Il 20 marzo 2020 il Consiglio federale ha emanato l’Ordinanza per attenuare l’impatto economico del coronavirus (COVID-19) nel settore della cultura (Ordinanza COVID cultura), che prevedeva misure di sostegno specifiche per complessivi 280 milioni di franchi a beneficio della cultura, settore duramente colpito dai provvedimenti statali messi in atto per combattere la pandemia.

Già a partire da inizio aprile, le imprese e gli operatori culturali del Cantone Ticino hanno potuto fare richiesta di indennizzo alla Divisione della cultura e degli studi universitari (DCSU) per l’annullamento o il rinvio di manifestazioni culturali, nonché per la chiusura totale o parziale della loro attività. La risposta da parte del settore è stata importante: le richieste ricevute dalla DCSU fino al 20 settembre, data di scadenza dell’ordinanza, sono infatti 181. In aggiunta, oltre 60 operatori culturali hanno fatto capo a Suisseculture Sociale ottenendo un aiuto finanziario immediato.
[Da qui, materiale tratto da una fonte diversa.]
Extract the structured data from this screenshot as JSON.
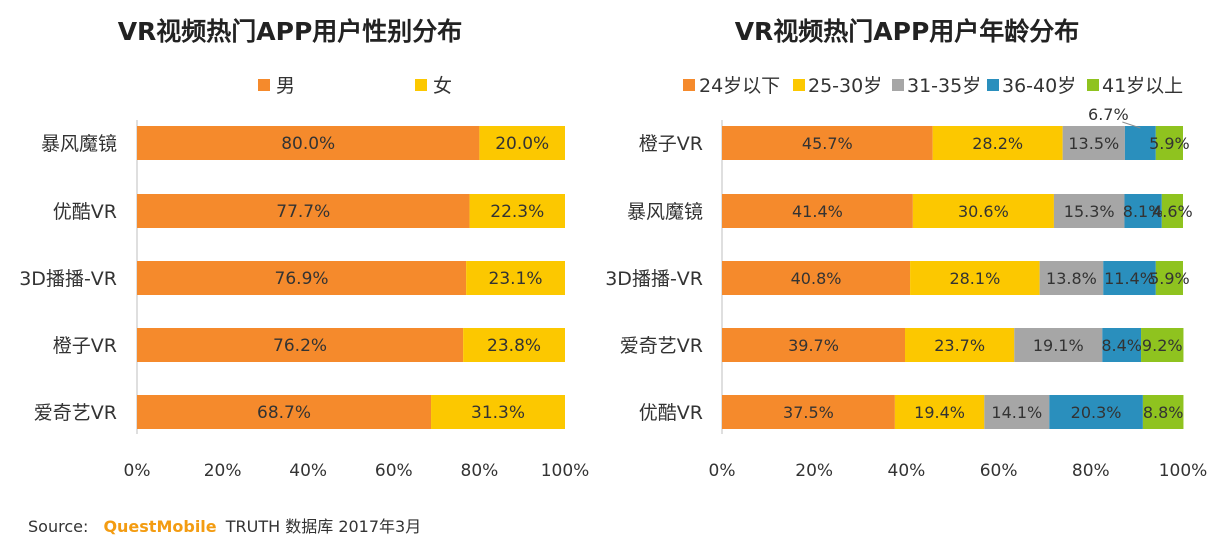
{
  "source": {
    "prefix": "Source:",
    "brand": "QuestMobile",
    "rest": "TRUTH 数据库 2017年3月"
  },
  "chart_data": [
    {
      "type": "bar",
      "orientation": "horizontal",
      "stacked": true,
      "title": "VR视频热门APP用户性别分布",
      "categories": [
        "暴风魔镜",
        "优酷VR",
        "3D播播-VR",
        "橙子VR",
        "爱奇艺VR"
      ],
      "series": [
        {
          "name": "男",
          "color": "#f58a2c",
          "values": [
            80.0,
            77.7,
            76.9,
            76.2,
            68.7
          ]
        },
        {
          "name": "女",
          "color": "#fcc800",
          "values": [
            20.0,
            22.3,
            23.1,
            23.8,
            31.3
          ]
        }
      ],
      "xlim": [
        0,
        100
      ],
      "xticks": [
        "0%",
        "20%",
        "40%",
        "60%",
        "80%",
        "100%"
      ],
      "legend": "top"
    },
    {
      "type": "bar",
      "orientation": "horizontal",
      "stacked": true,
      "title": "VR视频热门APP用户年龄分布",
      "categories": [
        "橙子VR",
        "暴风魔镜",
        "3D播播-VR",
        "爱奇艺VR",
        "优酷VR"
      ],
      "series": [
        {
          "name": "24岁以下",
          "color": "#f58a2c",
          "values": [
            45.7,
            41.4,
            40.8,
            39.7,
            37.5
          ]
        },
        {
          "name": "25-30岁",
          "color": "#fcc800",
          "values": [
            28.2,
            30.6,
            28.1,
            23.7,
            19.4
          ]
        },
        {
          "name": "31-35岁",
          "color": "#a6a6a6",
          "values": [
            13.5,
            15.3,
            13.8,
            19.1,
            14.1
          ]
        },
        {
          "name": "36-40岁",
          "color": "#2a8fbd",
          "values": [
            6.7,
            8.1,
            11.4,
            8.4,
            20.3
          ]
        },
        {
          "name": "41岁以上",
          "color": "#8fc31f",
          "values": [
            5.9,
            4.6,
            5.9,
            9.2,
            8.8
          ]
        }
      ],
      "callout": {
        "category": "橙子VR",
        "series": "36-40岁",
        "label": "6.7%"
      },
      "xlim": [
        0,
        100
      ],
      "xticks": [
        "0%",
        "20%",
        "40%",
        "60%",
        "80%",
        "100%"
      ],
      "legend": "top"
    }
  ]
}
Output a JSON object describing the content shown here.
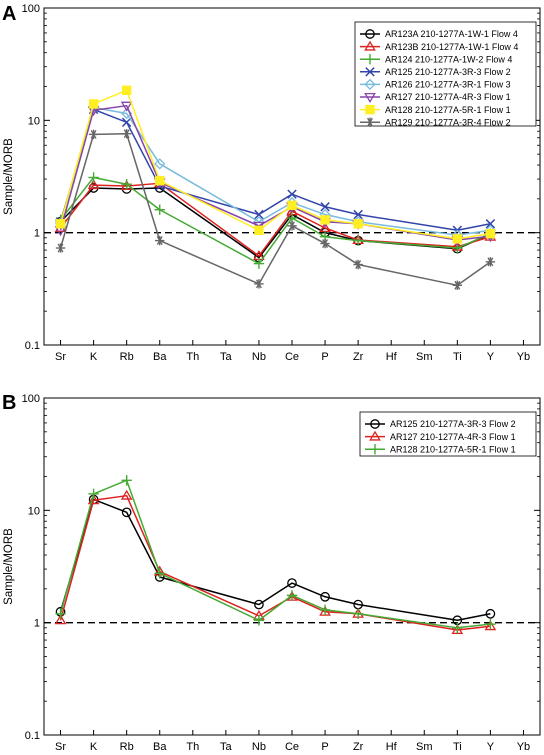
{
  "chart_data": [
    {
      "panel_label": "A",
      "type": "line",
      "ylabel": "Sample/MORB",
      "yscale": "log",
      "ylim": [
        0.1,
        100
      ],
      "yticks": [
        "0.1",
        "1",
        "10",
        "100"
      ],
      "categories": [
        "Sr",
        "K",
        "Rb",
        "Ba",
        "Th",
        "Ta",
        "Nb",
        "Ce",
        "P",
        "Zr",
        "Hf",
        "Sm",
        "Ti",
        "Y",
        "Yb"
      ],
      "reference_line": 1,
      "legend_position": "top-right",
      "series": [
        {
          "name": "AR123A   210-1277A-1W-1 Flow 4",
          "color": "#000000",
          "marker": "circle",
          "values": [
            1.25,
            2.5,
            2.45,
            2.5,
            null,
            null,
            0.6,
            1.45,
            1.0,
            0.85,
            null,
            null,
            0.72,
            0.97,
            null
          ]
        },
        {
          "name": "AR123B   210-1277A-1W-1 Flow 4",
          "color": "#dd2222",
          "marker": "triangle-up",
          "values": [
            1.1,
            2.65,
            2.6,
            2.75,
            null,
            null,
            0.62,
            1.55,
            1.1,
            0.86,
            null,
            null,
            0.75,
            0.92,
            null
          ]
        },
        {
          "name": "AR124   210-1277A-1W-2 Flow 4",
          "color": "#44aa33",
          "marker": "plus",
          "values": [
            1.3,
            3.1,
            2.7,
            1.6,
            null,
            null,
            0.53,
            1.35,
            0.92,
            0.85,
            null,
            null,
            0.73,
            0.98,
            null
          ]
        },
        {
          "name": "AR125   210-1277A-3R-3 Flow 2",
          "color": "#3344aa",
          "marker": "cross",
          "values": [
            1.25,
            12.5,
            9.6,
            2.6,
            null,
            null,
            1.45,
            2.2,
            1.7,
            1.45,
            null,
            null,
            1.05,
            1.2,
            null
          ]
        },
        {
          "name": "AR126   210-1277A-3R-1 Flow 3",
          "color": "#77bbdd",
          "marker": "diamond",
          "values": [
            1.2,
            13.0,
            11.5,
            4.1,
            null,
            null,
            1.25,
            1.85,
            1.45,
            1.25,
            null,
            null,
            0.95,
            1.05,
            null
          ]
        },
        {
          "name": "AR127   210-1277A-4R-3 Flow 1",
          "color": "#8844aa",
          "marker": "triangle-down",
          "values": [
            1.05,
            12.3,
            13.5,
            2.8,
            null,
            null,
            1.15,
            1.7,
            1.25,
            1.2,
            null,
            null,
            0.86,
            0.93,
            null
          ]
        },
        {
          "name": "AR128   210-1277A-5R-1 Flow 1",
          "color": "#ffee22",
          "marker": "square",
          "values": [
            1.2,
            14.0,
            18.5,
            2.9,
            null,
            null,
            1.05,
            1.75,
            1.3,
            1.2,
            null,
            null,
            0.88,
            0.98,
            null
          ]
        },
        {
          "name": "AR129   210-1277A-3R-4 Flow 2",
          "color": "#666666",
          "marker": "asterisk",
          "values": [
            0.73,
            7.5,
            7.6,
            0.85,
            null,
            null,
            0.35,
            1.15,
            0.8,
            0.52,
            null,
            null,
            0.34,
            0.55,
            null
          ]
        }
      ]
    },
    {
      "panel_label": "B",
      "type": "line",
      "ylabel": "Sample/MORB",
      "yscale": "log",
      "ylim": [
        0.1,
        100
      ],
      "yticks": [
        "0.1",
        "1",
        "10",
        "100"
      ],
      "categories": [
        "Sr",
        "K",
        "Rb",
        "Ba",
        "Th",
        "Ta",
        "Nb",
        "Ce",
        "P",
        "Zr",
        "Hf",
        "Sm",
        "Ti",
        "Y",
        "Yb"
      ],
      "reference_line": 1,
      "legend_position": "top-right",
      "series": [
        {
          "name": "AR125   210-1277A-3R-3 Flow 2",
          "color": "#000000",
          "marker": "circle",
          "values": [
            1.25,
            12.5,
            9.6,
            2.55,
            null,
            null,
            1.45,
            2.25,
            1.7,
            1.45,
            null,
            null,
            1.05,
            1.2,
            null
          ]
        },
        {
          "name": "AR127   210-1277A-4R-3 Flow 1",
          "color": "#dd2222",
          "marker": "triangle-up",
          "values": [
            1.05,
            12.3,
            13.5,
            2.85,
            null,
            null,
            1.15,
            1.7,
            1.25,
            1.2,
            null,
            null,
            0.86,
            0.93,
            null
          ]
        },
        {
          "name": "AR128   210-1277A-5R-1 Flow 1",
          "color": "#44aa33",
          "marker": "plus",
          "values": [
            1.2,
            14.0,
            18.5,
            2.75,
            null,
            null,
            1.05,
            1.75,
            1.3,
            1.2,
            null,
            null,
            0.9,
            0.97,
            null
          ]
        }
      ]
    }
  ]
}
Parallelamente all’elaborazione delle richieste di indennizzo, la DCSU ha mantenuto l’attività corrente tramite i suoi istituti e i suoi uffici, in modo da non penalizzare ulteriormente il settore culturale già duramente colpito. I sostegni culturali attribuiti tramite l’Aiuto federale per la lingua e la cultura italiana e il Fondo Swisslos sono stati garantiti in maniera continuata; ciò ha verosimilmente permesso di limitare la necessità di sussidi sulla base dell’Ordinanza COVID cultura. Lo stesso principio è stato adottato per gli enti che hanno sottoscritto gli Accordi di collaborazione triennali tra il Cantone e le Città di Ascona, Bellinzona, Chiasso, Locarno e Lugano.